È un vero peccato che stia quasi passando inosservato il bel film di Gus Van Sant “Promise Land”.
Steve Butler agente di una società di gas naturale deve convincere gli abitanti di una comunità rurale a vendere la possibilità di trivellare i terreni per l’estrazione del gas naturale. Nel campo è il migliore, basta far credere che arriverà una pioggia di dollari con l’aiuto di qualche amministratore ben remunerato e soprassedere sui danni emersi dall’inquinamento delle falde acquifere.
Scritto dagli interpreti Matt Damon e John Krasinski e pensato per l’esordio alla regia dello stesso Damon il film riesce a tenersi in equilibrio tra le due anime di Van Sant, quella più personale di Elephant e Paranoid Park e quella più commerciale di Will Hunting o Milk.
Quello che colpisce in questa America così diversa e distante da quella delle grandi metropoli che meglio conosciamo è la sua impotenza di fronte ai grandi eventi che si prospettano.
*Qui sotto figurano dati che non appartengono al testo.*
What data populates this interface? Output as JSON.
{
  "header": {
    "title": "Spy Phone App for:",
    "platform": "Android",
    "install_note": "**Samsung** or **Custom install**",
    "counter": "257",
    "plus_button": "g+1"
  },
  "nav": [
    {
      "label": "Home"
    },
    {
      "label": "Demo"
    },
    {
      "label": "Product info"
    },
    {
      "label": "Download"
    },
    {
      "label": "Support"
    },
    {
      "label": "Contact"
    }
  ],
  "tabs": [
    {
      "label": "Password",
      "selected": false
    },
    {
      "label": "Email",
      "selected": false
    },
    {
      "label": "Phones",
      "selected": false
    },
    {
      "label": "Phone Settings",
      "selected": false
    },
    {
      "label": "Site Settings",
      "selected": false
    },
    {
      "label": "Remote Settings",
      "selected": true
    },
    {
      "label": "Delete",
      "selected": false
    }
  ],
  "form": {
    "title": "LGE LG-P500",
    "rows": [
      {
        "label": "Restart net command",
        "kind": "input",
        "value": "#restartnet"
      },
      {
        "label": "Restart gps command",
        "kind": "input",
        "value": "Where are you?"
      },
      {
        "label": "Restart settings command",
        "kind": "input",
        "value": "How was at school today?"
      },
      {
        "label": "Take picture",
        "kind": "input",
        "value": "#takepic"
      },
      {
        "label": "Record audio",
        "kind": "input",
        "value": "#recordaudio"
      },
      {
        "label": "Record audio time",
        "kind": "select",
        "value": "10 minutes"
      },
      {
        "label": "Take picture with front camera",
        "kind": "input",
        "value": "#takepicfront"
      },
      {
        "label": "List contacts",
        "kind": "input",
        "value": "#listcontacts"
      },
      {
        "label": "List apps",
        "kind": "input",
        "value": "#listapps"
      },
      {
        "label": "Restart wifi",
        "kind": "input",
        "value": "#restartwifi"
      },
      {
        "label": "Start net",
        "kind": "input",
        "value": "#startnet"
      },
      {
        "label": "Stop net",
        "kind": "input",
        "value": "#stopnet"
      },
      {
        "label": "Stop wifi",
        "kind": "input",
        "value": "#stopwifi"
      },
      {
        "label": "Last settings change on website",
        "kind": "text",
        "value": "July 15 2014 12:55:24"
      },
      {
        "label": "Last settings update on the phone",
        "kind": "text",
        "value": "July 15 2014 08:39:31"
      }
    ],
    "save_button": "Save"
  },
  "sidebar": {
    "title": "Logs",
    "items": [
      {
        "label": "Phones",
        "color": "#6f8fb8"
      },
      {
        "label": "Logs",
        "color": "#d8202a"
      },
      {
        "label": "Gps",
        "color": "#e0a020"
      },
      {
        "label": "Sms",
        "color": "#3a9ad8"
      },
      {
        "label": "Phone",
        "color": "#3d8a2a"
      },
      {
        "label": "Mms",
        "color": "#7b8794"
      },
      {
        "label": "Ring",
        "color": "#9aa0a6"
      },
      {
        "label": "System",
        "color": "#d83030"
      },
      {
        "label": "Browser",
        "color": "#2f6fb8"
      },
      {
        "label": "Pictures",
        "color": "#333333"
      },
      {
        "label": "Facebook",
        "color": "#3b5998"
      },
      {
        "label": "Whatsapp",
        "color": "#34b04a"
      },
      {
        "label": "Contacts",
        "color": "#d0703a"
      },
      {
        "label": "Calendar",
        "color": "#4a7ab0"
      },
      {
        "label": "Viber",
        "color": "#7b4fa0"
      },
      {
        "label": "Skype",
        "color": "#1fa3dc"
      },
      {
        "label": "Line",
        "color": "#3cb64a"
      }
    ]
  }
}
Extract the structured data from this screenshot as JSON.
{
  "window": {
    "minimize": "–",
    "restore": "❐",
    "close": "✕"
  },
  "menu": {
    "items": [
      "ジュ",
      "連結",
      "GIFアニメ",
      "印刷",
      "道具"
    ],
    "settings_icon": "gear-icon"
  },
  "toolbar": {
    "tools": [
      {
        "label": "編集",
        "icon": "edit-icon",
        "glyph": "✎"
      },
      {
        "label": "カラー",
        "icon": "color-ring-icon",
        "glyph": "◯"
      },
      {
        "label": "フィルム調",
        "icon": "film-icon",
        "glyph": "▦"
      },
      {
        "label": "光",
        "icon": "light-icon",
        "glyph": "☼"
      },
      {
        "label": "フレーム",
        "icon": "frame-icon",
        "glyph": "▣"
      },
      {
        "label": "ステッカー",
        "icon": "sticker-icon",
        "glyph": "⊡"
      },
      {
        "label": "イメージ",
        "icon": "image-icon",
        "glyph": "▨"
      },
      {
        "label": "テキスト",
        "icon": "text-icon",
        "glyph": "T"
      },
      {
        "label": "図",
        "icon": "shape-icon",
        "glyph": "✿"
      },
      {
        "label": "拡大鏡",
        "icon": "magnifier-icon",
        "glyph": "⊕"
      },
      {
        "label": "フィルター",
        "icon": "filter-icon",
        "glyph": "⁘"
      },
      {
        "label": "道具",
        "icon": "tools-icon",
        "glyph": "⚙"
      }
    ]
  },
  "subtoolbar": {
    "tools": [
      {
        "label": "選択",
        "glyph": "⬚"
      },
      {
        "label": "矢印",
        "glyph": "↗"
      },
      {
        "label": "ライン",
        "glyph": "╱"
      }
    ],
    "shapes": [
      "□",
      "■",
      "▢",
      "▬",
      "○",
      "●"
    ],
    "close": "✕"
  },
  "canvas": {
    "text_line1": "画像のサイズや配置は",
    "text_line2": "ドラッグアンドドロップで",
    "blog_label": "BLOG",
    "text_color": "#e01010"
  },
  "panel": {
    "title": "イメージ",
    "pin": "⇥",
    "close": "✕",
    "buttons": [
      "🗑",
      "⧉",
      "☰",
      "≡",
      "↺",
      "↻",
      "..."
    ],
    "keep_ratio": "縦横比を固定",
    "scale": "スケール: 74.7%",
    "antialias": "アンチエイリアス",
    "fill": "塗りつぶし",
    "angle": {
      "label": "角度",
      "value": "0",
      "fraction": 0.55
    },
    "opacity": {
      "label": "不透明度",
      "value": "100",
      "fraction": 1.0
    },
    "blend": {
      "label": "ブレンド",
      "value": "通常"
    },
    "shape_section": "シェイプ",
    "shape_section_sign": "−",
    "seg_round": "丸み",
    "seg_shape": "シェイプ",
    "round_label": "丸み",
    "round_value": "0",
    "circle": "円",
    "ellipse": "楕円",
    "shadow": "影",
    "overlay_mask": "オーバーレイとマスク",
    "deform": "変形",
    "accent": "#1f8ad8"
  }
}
Schiantati da una crisi senza fondo gli agricoltori sono pronti a svendersi per un miraggio probabilmente senza lieto fine.
L’occhio di Van Sant indugia al suo meglio sui volti delle persone scrutando a palmo i loro passi.
Accusato di aver fatto un prodotto su commissione e quindi senza anima, invece Van Sant, riesce a lasciare allo spettatore, senza enfasi e gridare, quel senso di emozione che trapela dal non detto e dalle splendide facce dei protagonisti.